Showing @ Festival Theatre, Edinburgh, Tue 6 & Wed 7 Nov (on tour)

Representations like Glee and High School Musical have somewhat tarnished the combination of music and theatre with an over-camp and cheesy brush, but Kate Prince’s punchy and inventive display shatters this perception. Somewhere between West Side Story and Metropolis, this Hip Hopera is a riotous blend of performance arts including dance, comedy, music, mime and acrobatics.

Set in a dystopian land, tyrannical and chauvinistic Governor Okeke (Duwane Taylor) has banned books within the city and women aren’t treated much better. When two women are banished, they disguise themselves as men to work their way back into the fortress-like municipality.

Despite the name, ZooNation’s latest production is a more of a mélange of Hip Hop’s musical influences; Aretha Franklin-esque soul, Stevie Wonder style funk and Jackson 5 type poppy-beats to name a few. Ben Stones’ versatile set draws you in, shifting from decrepit city limits to cramped dormitory. The decaying industrial towers loom over the supple dancers as they mimic office work to marriage – like a beguiling hybrid of Charlie Chaplin and Diversity.

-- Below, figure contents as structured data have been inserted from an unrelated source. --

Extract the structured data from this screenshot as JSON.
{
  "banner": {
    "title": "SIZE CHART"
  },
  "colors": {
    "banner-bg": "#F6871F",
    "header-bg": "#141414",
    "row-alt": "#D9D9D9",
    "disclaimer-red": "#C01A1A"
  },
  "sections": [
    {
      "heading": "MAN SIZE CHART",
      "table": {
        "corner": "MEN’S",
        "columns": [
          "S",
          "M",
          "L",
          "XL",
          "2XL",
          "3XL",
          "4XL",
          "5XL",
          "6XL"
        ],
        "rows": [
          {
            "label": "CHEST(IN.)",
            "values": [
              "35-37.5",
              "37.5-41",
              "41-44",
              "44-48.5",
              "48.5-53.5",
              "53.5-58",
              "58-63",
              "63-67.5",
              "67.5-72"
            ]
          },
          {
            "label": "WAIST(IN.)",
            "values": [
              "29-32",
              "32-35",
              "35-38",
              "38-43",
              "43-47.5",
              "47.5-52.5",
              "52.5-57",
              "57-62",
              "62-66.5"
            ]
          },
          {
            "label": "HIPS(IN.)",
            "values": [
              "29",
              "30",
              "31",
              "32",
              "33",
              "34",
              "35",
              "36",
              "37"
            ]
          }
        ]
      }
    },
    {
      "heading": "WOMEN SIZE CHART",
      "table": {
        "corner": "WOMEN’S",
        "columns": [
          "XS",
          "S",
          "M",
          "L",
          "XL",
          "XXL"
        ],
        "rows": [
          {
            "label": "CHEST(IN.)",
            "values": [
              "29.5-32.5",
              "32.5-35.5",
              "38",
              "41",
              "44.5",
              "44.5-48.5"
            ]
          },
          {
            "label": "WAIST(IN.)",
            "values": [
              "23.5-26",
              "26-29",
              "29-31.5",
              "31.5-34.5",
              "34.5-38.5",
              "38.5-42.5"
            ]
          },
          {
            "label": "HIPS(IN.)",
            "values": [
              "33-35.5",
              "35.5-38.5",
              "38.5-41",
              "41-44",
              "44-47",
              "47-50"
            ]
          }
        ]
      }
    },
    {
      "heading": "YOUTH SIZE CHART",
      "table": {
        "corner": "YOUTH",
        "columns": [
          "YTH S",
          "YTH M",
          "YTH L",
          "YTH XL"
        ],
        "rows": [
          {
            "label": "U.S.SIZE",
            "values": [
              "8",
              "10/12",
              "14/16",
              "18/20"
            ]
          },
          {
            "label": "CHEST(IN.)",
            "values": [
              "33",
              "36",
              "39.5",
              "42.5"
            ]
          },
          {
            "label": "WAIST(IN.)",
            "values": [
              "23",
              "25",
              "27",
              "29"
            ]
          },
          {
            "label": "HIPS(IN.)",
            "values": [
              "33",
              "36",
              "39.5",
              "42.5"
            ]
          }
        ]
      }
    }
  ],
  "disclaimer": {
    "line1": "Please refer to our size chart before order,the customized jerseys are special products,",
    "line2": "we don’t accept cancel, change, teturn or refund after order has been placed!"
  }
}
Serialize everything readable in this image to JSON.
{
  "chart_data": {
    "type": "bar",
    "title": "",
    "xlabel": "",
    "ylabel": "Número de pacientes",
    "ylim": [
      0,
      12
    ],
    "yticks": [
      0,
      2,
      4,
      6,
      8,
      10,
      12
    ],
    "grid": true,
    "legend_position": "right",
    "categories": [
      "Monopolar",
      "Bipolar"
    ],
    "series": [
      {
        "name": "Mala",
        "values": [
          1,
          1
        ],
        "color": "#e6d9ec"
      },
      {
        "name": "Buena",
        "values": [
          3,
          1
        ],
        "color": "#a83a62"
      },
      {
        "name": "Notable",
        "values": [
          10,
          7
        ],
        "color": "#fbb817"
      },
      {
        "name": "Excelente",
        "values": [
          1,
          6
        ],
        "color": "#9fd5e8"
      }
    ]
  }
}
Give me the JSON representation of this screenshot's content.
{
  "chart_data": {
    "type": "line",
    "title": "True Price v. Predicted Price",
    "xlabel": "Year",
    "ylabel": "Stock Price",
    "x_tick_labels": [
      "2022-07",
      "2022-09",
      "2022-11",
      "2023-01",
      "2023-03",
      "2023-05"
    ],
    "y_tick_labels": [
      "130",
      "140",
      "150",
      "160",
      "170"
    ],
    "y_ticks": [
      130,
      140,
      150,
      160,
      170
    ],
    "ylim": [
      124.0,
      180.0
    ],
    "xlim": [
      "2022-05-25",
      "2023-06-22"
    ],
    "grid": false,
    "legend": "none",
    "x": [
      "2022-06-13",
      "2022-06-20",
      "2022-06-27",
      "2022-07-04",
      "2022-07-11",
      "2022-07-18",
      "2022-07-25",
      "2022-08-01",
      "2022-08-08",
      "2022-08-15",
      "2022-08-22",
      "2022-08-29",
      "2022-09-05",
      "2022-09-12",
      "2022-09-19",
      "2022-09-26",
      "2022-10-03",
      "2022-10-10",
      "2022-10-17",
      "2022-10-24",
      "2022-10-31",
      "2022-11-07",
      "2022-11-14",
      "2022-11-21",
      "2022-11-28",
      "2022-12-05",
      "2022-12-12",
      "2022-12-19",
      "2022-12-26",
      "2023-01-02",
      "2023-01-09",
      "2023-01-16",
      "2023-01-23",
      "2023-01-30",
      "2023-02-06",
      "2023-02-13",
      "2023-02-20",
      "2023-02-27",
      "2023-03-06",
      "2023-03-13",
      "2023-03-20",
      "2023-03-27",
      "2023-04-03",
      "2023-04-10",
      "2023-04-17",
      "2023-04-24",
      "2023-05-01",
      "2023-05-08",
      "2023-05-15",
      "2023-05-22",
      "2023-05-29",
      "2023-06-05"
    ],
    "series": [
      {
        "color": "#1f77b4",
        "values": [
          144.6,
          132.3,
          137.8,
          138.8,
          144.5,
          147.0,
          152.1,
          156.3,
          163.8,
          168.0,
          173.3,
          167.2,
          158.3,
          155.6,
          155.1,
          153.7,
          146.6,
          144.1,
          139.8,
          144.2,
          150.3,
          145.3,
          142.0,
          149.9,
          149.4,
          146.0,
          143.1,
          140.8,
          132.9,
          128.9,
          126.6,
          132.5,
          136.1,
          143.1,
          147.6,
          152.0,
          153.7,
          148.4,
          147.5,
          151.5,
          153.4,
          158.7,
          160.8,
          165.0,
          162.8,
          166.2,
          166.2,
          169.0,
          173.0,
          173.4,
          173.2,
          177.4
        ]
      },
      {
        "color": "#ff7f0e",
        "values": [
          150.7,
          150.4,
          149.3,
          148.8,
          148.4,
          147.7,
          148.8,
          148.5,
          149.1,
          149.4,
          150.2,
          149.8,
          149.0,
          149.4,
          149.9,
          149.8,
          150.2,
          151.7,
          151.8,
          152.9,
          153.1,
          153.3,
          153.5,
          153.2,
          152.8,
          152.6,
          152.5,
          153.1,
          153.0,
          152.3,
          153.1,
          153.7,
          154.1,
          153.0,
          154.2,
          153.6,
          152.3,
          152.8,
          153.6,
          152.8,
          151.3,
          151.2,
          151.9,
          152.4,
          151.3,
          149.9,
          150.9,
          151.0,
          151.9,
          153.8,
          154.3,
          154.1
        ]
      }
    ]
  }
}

Prince creatively balances her synchronised choreography with frequent comedic devices like the asinine Sudsy Partridge (Shaun Smith) character and fleeting nods to comedy icons (Groucho Marx).

With melodramatic characters, frequent musical numbers and audience participation it’s rather like a pre-panto, however, there is more to ZooNation’s rhythmical gyrations. Simmering under the exhausting routines, the slightly tired plot touches on the gender, financial and intelligence differences across society but rather like Mad Men, the extreme sexism allows the powerful female roles to blossom. Whatever the discipline, Prince’s frenetic recital chiefly exudes the fatuity of the “Us and Them” divisions thrown up by modern culture.